Diagnostics such as Moran's index and approximate profile likelihood-based estimators (APLE) for Gaussian spatial autoregressive models are widely used in exploratory data analysis to assess the strength of spatial dependence. Yet, although Moran's index is often applied to regression residuals, and APLE is typically formulated for raw outcomes, neither is explicitly constructed as an estimator of residual spatial dependence after adjustment for large-scale trends and covariates. We propose RESAPLE, a one-step approximate restricted maximum likelihood (REML) estimator of the spatial error model's spatial dependence parameter $ρ$, constructed from REML residuals. Because RESAPLE is a Rayleigh coefficient, it retains the interpretability and diagnostic convenience of exploratory indices, while also providing a computationally inexpensive and accurate estimator of $ρ$ for moderate dependence. We show that for small to medium sample sizes and adequately specified trend models, RESAPLE is a better estimator of, and test statistic for, residual spatial dependence relative to existing alternatives including Moran's index and the APLE across a wide range of practical settings. The theory we develop also yields a diagnostic for spatial weight selection, providing guidance towards resolving a common point of ambiguity in spatial data analysis. We illustrate the method using simulations on both regular and highly irregular lattices with a case study using American Community Survey tract-level data.

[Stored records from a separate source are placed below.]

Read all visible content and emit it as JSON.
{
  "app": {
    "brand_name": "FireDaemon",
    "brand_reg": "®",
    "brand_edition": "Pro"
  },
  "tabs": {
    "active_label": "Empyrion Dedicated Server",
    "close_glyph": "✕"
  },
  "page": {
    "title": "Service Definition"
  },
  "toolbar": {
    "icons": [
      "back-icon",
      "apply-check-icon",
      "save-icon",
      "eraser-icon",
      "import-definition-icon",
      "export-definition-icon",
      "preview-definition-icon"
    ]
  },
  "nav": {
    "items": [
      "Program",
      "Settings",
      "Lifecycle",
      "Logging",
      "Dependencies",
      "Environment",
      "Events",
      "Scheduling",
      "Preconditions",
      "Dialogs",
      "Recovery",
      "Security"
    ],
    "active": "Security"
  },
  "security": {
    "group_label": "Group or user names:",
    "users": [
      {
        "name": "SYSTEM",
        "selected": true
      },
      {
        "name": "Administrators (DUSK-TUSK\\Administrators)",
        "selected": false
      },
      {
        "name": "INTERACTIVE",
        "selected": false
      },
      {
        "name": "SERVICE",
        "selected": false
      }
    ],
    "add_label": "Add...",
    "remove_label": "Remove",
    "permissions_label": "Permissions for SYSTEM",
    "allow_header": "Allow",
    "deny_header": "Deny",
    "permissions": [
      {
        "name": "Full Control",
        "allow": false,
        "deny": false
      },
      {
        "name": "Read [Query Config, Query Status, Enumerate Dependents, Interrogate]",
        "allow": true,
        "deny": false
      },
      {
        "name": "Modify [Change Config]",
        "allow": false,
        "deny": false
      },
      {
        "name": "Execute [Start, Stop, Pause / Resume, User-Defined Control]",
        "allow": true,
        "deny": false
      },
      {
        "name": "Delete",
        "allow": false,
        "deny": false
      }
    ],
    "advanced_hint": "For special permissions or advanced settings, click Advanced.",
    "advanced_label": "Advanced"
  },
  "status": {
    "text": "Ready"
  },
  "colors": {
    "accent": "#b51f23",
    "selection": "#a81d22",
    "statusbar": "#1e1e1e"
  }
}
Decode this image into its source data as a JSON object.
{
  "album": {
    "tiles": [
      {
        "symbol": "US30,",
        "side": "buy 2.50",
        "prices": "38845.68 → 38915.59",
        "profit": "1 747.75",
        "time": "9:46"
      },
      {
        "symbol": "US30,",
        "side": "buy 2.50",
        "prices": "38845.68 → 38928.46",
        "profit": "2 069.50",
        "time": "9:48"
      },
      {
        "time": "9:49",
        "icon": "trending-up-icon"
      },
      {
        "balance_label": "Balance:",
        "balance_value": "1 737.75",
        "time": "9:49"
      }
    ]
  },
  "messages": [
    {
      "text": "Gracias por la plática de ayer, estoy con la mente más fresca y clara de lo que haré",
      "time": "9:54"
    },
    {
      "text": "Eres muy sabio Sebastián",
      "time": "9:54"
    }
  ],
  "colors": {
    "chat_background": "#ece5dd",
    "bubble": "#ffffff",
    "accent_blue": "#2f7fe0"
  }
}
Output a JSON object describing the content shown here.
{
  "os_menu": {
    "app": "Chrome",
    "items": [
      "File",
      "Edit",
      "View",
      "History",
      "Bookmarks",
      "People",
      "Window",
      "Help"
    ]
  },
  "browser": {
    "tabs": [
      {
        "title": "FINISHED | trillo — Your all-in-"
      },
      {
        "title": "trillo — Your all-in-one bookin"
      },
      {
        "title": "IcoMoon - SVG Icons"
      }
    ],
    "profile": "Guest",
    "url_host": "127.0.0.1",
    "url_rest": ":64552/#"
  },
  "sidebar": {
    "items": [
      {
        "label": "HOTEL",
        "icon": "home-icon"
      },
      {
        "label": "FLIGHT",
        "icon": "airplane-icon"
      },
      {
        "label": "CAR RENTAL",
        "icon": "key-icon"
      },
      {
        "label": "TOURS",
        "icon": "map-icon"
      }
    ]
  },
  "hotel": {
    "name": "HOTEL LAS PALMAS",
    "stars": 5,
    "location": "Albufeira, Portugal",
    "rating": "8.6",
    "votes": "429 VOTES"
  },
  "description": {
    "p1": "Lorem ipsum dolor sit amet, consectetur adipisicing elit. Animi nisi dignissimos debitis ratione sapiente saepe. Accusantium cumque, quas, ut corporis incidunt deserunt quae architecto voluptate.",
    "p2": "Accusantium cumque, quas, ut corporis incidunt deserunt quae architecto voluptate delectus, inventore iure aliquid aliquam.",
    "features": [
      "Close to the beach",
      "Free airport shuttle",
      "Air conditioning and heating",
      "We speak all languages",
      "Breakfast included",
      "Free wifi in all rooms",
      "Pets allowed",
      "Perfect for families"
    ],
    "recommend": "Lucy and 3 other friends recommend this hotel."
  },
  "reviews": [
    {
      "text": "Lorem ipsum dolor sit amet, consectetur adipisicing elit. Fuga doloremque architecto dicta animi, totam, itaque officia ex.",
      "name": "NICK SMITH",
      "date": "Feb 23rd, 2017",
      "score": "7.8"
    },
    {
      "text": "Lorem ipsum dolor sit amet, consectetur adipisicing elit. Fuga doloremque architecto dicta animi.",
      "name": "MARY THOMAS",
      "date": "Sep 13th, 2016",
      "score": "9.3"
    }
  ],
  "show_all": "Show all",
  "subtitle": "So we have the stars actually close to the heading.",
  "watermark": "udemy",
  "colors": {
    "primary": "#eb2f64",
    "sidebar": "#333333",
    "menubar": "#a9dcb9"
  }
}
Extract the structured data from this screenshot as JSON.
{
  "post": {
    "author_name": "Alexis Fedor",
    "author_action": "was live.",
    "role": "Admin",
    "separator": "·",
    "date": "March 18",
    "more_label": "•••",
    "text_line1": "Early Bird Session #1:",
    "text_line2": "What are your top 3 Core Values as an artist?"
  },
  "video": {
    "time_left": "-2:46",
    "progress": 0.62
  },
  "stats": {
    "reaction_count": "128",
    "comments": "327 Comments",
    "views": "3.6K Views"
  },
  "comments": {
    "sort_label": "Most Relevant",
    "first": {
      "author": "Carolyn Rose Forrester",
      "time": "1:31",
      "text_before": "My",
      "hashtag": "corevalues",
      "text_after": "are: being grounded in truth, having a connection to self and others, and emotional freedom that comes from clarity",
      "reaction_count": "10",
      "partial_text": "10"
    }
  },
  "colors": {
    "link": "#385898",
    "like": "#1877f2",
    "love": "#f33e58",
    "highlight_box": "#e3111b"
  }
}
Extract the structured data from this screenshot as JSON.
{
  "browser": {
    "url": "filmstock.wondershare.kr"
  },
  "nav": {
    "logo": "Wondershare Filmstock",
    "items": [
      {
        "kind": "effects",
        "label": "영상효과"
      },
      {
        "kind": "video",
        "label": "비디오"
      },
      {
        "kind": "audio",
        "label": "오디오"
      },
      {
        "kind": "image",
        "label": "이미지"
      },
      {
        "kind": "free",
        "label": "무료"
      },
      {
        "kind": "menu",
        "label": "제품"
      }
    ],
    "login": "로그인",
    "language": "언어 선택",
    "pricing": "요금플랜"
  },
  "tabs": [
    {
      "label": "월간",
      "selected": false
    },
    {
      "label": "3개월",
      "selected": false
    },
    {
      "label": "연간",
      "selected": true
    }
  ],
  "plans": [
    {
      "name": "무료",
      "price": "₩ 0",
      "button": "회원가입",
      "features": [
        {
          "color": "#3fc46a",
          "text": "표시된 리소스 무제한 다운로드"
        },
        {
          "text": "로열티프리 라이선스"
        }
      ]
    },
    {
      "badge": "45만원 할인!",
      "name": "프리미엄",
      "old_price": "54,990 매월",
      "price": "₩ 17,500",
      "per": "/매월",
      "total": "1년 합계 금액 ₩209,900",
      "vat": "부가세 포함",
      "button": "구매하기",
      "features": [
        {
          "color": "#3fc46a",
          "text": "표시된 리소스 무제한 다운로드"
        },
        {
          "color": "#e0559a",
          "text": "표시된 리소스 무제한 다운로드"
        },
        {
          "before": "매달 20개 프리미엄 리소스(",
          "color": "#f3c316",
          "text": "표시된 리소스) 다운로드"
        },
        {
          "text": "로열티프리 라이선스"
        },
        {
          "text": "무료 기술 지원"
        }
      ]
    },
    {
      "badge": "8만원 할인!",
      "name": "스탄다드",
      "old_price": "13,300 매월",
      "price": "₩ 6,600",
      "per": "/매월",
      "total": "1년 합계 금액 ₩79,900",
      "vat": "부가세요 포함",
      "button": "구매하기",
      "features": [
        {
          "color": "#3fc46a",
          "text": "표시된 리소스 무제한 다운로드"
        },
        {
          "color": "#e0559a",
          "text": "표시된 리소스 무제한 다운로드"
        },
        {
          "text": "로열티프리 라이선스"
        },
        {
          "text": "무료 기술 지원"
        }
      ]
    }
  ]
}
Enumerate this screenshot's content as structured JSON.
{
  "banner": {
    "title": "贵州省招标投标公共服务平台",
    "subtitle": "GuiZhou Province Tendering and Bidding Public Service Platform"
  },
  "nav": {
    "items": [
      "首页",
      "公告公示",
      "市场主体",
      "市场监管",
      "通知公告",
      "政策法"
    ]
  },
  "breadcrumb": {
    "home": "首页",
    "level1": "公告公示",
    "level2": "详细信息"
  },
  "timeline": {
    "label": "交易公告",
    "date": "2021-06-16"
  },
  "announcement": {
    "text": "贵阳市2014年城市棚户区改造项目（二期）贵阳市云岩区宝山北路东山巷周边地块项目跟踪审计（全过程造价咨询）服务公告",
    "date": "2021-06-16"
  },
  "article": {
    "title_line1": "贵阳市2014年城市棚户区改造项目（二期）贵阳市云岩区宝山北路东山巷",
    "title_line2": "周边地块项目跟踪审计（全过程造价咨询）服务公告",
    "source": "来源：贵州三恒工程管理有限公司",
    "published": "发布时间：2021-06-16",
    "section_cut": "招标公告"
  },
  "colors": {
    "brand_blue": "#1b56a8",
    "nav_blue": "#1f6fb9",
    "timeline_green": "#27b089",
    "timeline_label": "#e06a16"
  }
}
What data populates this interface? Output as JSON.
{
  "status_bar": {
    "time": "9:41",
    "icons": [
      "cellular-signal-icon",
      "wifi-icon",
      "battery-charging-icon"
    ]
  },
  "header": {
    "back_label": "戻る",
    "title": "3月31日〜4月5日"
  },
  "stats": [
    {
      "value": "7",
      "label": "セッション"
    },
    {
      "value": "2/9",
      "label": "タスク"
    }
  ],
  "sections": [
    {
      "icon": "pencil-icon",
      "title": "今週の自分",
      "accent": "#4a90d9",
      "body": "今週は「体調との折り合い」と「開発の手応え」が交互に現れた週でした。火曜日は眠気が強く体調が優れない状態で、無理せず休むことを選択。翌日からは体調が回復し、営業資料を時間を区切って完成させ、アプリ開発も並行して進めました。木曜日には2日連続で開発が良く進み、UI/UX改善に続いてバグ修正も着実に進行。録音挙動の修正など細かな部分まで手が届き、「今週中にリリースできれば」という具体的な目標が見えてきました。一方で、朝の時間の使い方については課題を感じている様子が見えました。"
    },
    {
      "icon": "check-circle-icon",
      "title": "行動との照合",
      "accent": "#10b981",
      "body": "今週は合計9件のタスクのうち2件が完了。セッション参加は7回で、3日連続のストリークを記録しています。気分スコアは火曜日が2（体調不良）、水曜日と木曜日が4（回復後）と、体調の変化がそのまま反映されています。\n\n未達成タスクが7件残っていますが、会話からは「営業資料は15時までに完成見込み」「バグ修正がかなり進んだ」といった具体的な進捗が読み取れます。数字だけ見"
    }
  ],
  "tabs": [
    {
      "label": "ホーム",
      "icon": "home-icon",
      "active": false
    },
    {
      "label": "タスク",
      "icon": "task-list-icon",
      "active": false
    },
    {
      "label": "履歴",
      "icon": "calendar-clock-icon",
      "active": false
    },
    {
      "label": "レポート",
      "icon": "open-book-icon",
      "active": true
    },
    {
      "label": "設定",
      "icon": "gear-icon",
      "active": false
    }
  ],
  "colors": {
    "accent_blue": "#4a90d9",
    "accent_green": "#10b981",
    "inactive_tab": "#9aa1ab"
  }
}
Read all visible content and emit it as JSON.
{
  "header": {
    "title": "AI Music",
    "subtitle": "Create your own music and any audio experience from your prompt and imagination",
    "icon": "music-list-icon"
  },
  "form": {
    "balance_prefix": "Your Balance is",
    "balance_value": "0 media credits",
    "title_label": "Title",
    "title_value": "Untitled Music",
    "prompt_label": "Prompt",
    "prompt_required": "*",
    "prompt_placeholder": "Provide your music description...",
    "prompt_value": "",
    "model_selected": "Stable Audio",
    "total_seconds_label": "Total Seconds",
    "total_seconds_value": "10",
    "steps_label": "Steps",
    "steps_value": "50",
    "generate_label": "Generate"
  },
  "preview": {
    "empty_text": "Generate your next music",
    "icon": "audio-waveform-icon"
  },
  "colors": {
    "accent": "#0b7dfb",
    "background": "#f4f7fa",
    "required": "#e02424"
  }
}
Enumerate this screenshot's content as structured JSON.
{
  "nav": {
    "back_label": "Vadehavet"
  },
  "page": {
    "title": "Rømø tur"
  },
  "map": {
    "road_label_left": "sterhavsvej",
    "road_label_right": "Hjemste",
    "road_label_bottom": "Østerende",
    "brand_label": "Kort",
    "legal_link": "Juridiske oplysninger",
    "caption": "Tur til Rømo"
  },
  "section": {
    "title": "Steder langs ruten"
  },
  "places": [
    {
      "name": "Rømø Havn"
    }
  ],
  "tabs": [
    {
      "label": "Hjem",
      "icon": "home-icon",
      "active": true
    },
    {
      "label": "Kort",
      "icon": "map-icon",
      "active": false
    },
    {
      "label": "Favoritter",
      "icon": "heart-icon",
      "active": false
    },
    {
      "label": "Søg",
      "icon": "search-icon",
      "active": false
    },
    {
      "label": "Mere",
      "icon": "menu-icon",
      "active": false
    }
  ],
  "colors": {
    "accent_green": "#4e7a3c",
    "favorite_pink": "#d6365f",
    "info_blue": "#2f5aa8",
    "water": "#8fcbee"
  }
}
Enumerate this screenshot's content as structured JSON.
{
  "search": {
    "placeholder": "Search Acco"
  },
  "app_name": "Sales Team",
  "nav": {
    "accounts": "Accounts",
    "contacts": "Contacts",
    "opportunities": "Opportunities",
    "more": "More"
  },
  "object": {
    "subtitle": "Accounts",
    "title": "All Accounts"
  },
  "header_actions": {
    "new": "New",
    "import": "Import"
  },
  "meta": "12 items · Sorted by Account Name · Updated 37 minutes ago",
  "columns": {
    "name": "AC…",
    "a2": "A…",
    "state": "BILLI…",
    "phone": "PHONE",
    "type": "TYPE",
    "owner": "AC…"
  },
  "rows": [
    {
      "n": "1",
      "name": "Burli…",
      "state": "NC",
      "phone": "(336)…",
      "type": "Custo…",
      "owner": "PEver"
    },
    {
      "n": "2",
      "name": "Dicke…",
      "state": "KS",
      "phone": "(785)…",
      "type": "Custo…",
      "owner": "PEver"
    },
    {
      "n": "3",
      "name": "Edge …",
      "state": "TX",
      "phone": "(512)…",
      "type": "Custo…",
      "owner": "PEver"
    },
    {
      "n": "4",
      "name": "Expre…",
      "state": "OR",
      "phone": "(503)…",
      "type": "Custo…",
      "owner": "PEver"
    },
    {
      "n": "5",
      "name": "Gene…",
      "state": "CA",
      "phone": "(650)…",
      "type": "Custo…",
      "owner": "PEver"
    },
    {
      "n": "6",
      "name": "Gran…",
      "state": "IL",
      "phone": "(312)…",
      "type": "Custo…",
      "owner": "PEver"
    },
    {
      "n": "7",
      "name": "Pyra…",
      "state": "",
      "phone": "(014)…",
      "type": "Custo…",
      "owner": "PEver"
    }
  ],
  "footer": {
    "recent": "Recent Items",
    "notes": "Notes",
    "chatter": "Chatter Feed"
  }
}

翻译：在探索性数据分析中，诸如莫兰指数和高斯空间自回归模型的近似轮廓似然估计器（APLE）等诊断方法被广泛用于评估空间依赖性的强度。然而，尽管莫兰指数常应用于回归残差，而APLE通常针对原始结果构建，但两者均未明确设计为在调整大尺度趋势和协变量后对残差空间依赖性的估计器。我们提出了RESAPLE，一种基于受限最大似然（REML）残差构建的空间误差模型空间依赖性参数$ρ$的一步近似受限最大似然（REML）估计器。由于RESAPLE是一个瑞利系数，它保留了探索性指数的可解释性和诊断便利性，同时为中等依赖性提供了计算成本低廉且准确的$ρ$估计器。我们证明，在中小样本量及趋势模型充分设定的条件下，相较于包括莫兰指数和APLE在内的现有替代方法，RESAPLE在广泛的实际场景中能更好地估计和检验残差空间依赖性。我们发展的理论还产生了一种用于空间权重选择的诊断方法，为解决空间数据分析中常见的模糊点提供了指导。我们通过模拟研究（在规则和高度不规则格网上）以及一个使用美国社区调查区块级数据的案例研究来阐释该方法。